University of Chicago Law Review: Symposium - Immigration Law and Institutional Design

By University of Chicago Law Review

  • Release Date: 2013-03-31
  • Genre: Law

Description

A leading law review offers a quality eBook edition. This first issue of 2013 features articles and essays from internationally recognized scholars of immigration law and policy, including an extensive Symposium on immigration and its issues of policy, law, administrative process, and institutional design in the United States. 

Topics include why "family" is special (Kerry Abrams), risks and rewards of economic migration (Anu Bradford), criminal deportees (Eleanor Marie Lawrence Brown), policing immigration (Adam Cox & Thomas Miles), detention reform (Alina Das), rights of undocumented aliens (John Eastman), free trade and free immigration (Richard Epstein), screening for solidarity in labor (Stephen Lee), temporary worker problems (Hiroshi Motomura), institutional structure of immigration law (Eric Posner), and international cooperation on migration (Alan Sykes).

In addition, the issue includes new articles by Gerrit De Geest and Giuseppe Dari-Mattiaci on the rise of carrots and the decline of sticks, and by David Hoffman and Tess Wilkinson-Ryan on the psychology of contract precautions.
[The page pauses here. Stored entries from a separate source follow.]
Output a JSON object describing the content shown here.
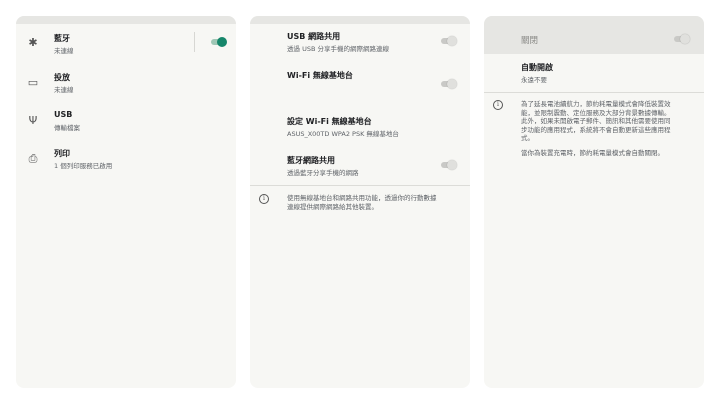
{
  "panel1": {
    "items": [
      {
        "title": "藍牙",
        "sub": "未連線",
        "icon": "bluetooth-icon",
        "glyph": "✱"
      },
      {
        "title": "投放",
        "sub": "未連線",
        "icon": "cast-icon",
        "glyph": "▭"
      },
      {
        "title": "USB",
        "sub": "傳輸檔案",
        "icon": "usb-icon",
        "glyph": "Ψ"
      },
      {
        "title": "列印",
        "sub": "1 個列印服務已啟用",
        "icon": "print-icon",
        "glyph": "⎙"
      }
    ],
    "bluetooth_toggle": "on"
  },
  "panel2": {
    "usb_tether": {
      "title": "USB 網路共用",
      "sub": "透過 USB 分享手機的網際網路連線",
      "state": "off"
    },
    "hotspot": {
      "title": "Wi-Fi 無線基地台",
      "state": "off"
    },
    "hotspot_setup": {
      "title": "設定 Wi-Fi 無線基地台",
      "sub": "ASUS_X00TD WPA2 PSK 無線基地台"
    },
    "bt_tether": {
      "title": "藍牙網路共用",
      "sub": "透過藍牙分享手機的網路",
      "state": "off"
    },
    "info_line1": "使用無線基地台和網路共用功能，透過你的行動數據",
    "info_line2": "連線提供網際網路給其他裝置。"
  },
  "panel3": {
    "header_label": "關閉",
    "header_toggle": "off",
    "auto_on": {
      "title": "自動開啟",
      "sub": "永遠不要"
    },
    "info_lines": [
      "為了延長電池續航力，節約耗電量模式會降低裝置效",
      "能，並限制震動、定位服務及大部分背景數據傳輸。",
      "此外，如果未開啟電子郵件、簡訊和其他需要使用同",
      "步功能的應用程式，系統將不會自動更新這些應用程",
      "式。"
    ],
    "info_line_charge": "當你為裝置充電時，節約耗電量模式會自動關閉。"
  }
}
A Review Essay by Mark Tushnet discusses Richard Epstein's book 'Design for Liberty'; and a student Comment analyzes scope of review over agency interpretations by statutes when first advanced in litigation. 

In addition to these contributions, the issue serves, in effect, as a new and extensive book on cutting-edge issues of immigration law and policy in the United States, written by renowned researchers in the field. It is presented in modern eBook format and features active Tables of Contents; linked footnotes and active URLs in notes; careful digital presentation; and legible tables and images.

The University of Chicago Law Review first appeared in 1933, thirty-one years after the Law School offered its first classes. This issue is number one of the 2013 year, volume 80.